Vague 4.599880003999867 (3.864, 5.398)
Informative 4.171428571428572 (3.522, 4.875)


The higher the beta parameter, the narrower the credible interval for the posterior and the greater the influence on shifting the mean.

#### f. Fit the sparrow data using a generalized linear model using a likelihood approach (e.g., using the glm command in R). Determine the mean parameter estimate and calculate the 95% confidence interval for the parameter.

#### g. Describe the difference between the 95% confidence interval you found in part f with the credible interval you found in part e (I’m specifically asking you to interpret each one, not just to compare the values you found).

### 3. For the analysis of the sparrow data, you decide to use a log link in your model.
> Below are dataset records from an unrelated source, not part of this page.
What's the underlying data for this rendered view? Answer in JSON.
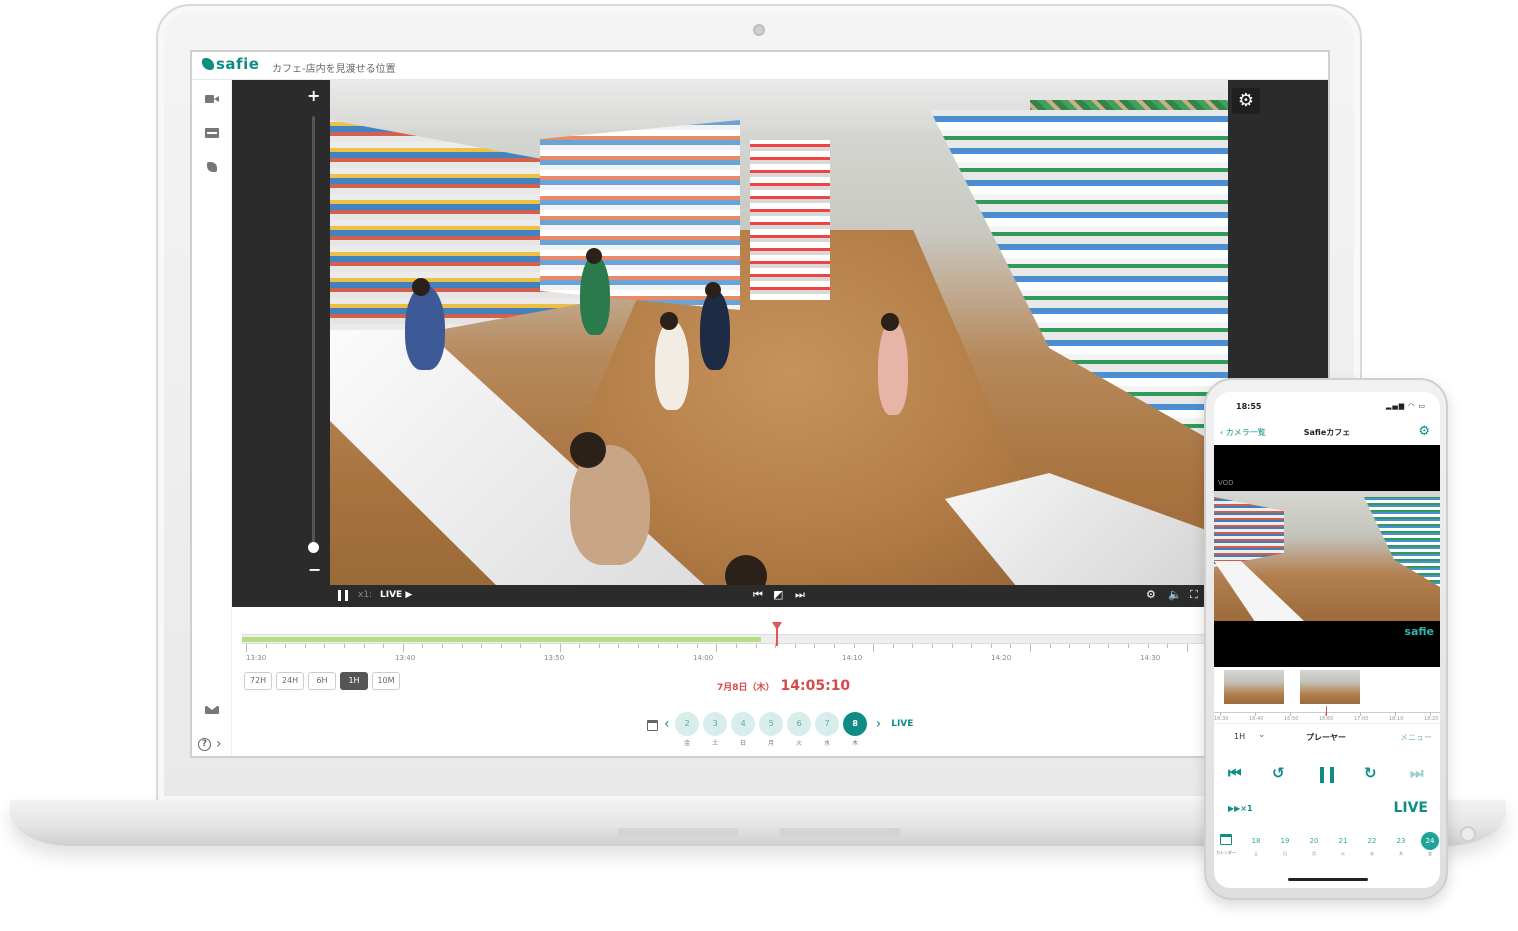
{
  "app": {
    "logo_text": "safie",
    "camera_title": "カフェ-店内を見渡せる位置"
  },
  "player": {
    "zoom_in": "+",
    "zoom_out": "−",
    "speed_label": "x1:",
    "live_label": "LIVE ▶"
  },
  "timeline": {
    "labels": [
      "13:30",
      "13:40",
      "13:50",
      "14:00",
      "14:10",
      "14:20",
      "14:30"
    ],
    "recorded_fraction": 0.54,
    "current_fraction": 0.555
  },
  "range_buttons": [
    "72H",
    "24H",
    "6H",
    "1H",
    "10M"
  ],
  "active_range": "1H",
  "current_date": "7月8日（木）",
  "current_time": "14:05:10",
  "days": [
    {
      "num": "2",
      "wk": "金"
    },
    {
      "num": "3",
      "wk": "土"
    },
    {
      "num": "4",
      "wk": "日"
    },
    {
      "num": "5",
      "wk": "月"
    },
    {
      "num": "6",
      "wk": "火"
    },
    {
      "num": "7",
      "wk": "水"
    },
    {
      "num": "8",
      "wk": "木"
    }
  ],
  "selected_day": "8",
  "live_link": "LIVE",
  "phone": {
    "time": "18:55",
    "back_label": "カメラ一覧",
    "title": "Safieカフェ",
    "vod_label": "VOD",
    "logo": "safie",
    "timeline_labels": [
      "16:30",
      "16:40",
      "16:50",
      "16:60",
      "17:00",
      "18:10",
      "18:20"
    ],
    "range": "1H",
    "tab_player": "プレーヤー",
    "tab_menu": "メニュー",
    "speed": "▶▶×1",
    "live": "LIVE",
    "calendar_label": "カレンダー",
    "days": [
      {
        "num": "18",
        "wk": "土"
      },
      {
        "num": "19",
        "wk": "日"
      },
      {
        "num": "20",
        "wk": "月"
      },
      {
        "num": "21",
        "wk": "火"
      },
      {
        "num": "22",
        "wk": "水"
      },
      {
        "num": "23",
        "wk": "木"
      },
      {
        "num": "24",
        "wk": "金"
      }
    ],
    "selected_day": "24"
  },
  "colors": {
    "brand": "#0f8c86",
    "alert": "#d84a4a",
    "recorded": "#b5dd84"
  },
  "icons": [
    "camera-icon",
    "film-icon",
    "badge-icon",
    "mail-icon",
    "help-icon",
    "gear-icon",
    "pause-icon",
    "prev-icon",
    "snapshot-icon",
    "next-icon",
    "volume-icon",
    "fullscreen-icon",
    "calendar-icon"
  ]
}
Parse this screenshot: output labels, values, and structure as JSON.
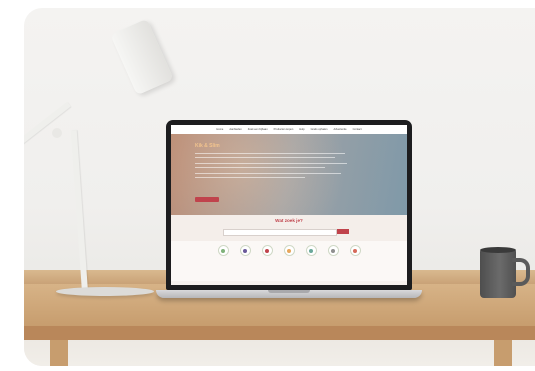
{
  "scene": {
    "objects": [
      "desk-lamp",
      "laptop",
      "mug",
      "wooden-desk"
    ]
  },
  "website": {
    "nav_items": [
      "Home",
      "Aanbieden",
      "Zoek een bijbaan",
      "Producten kopen",
      "Hulp",
      "Gratis ophalen",
      "Advertentie",
      "Contact"
    ],
    "hero_title": "Kik & Slim",
    "search_title": "Wat zoek je?"
  },
  "colors": {
    "accent": "#c0434c",
    "hero_title": "#f2c48e",
    "mug": "#5a5a5a",
    "wood": "#c99f70"
  },
  "category_icon_colors": [
    "#7fb27a",
    "#6a5a9a",
    "#c0434c",
    "#e7a65b",
    "#6aa89a",
    "#8f8f8f",
    "#d66a5a"
  ]
}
Thus you have for your model:
$$y_i~Pois(\lambda)$$
$$log(\lambda)=\alpha$$

#### a. Use the vague prior you selected in 2d as the prior for $\alpha$. Will the prior still be vague for $\lambda$? Demonstrate this mathematically or in a plot.

#### b. Select a prior for $\alpha$ that is also vague for $\lambda$. Show the relationship in a plot.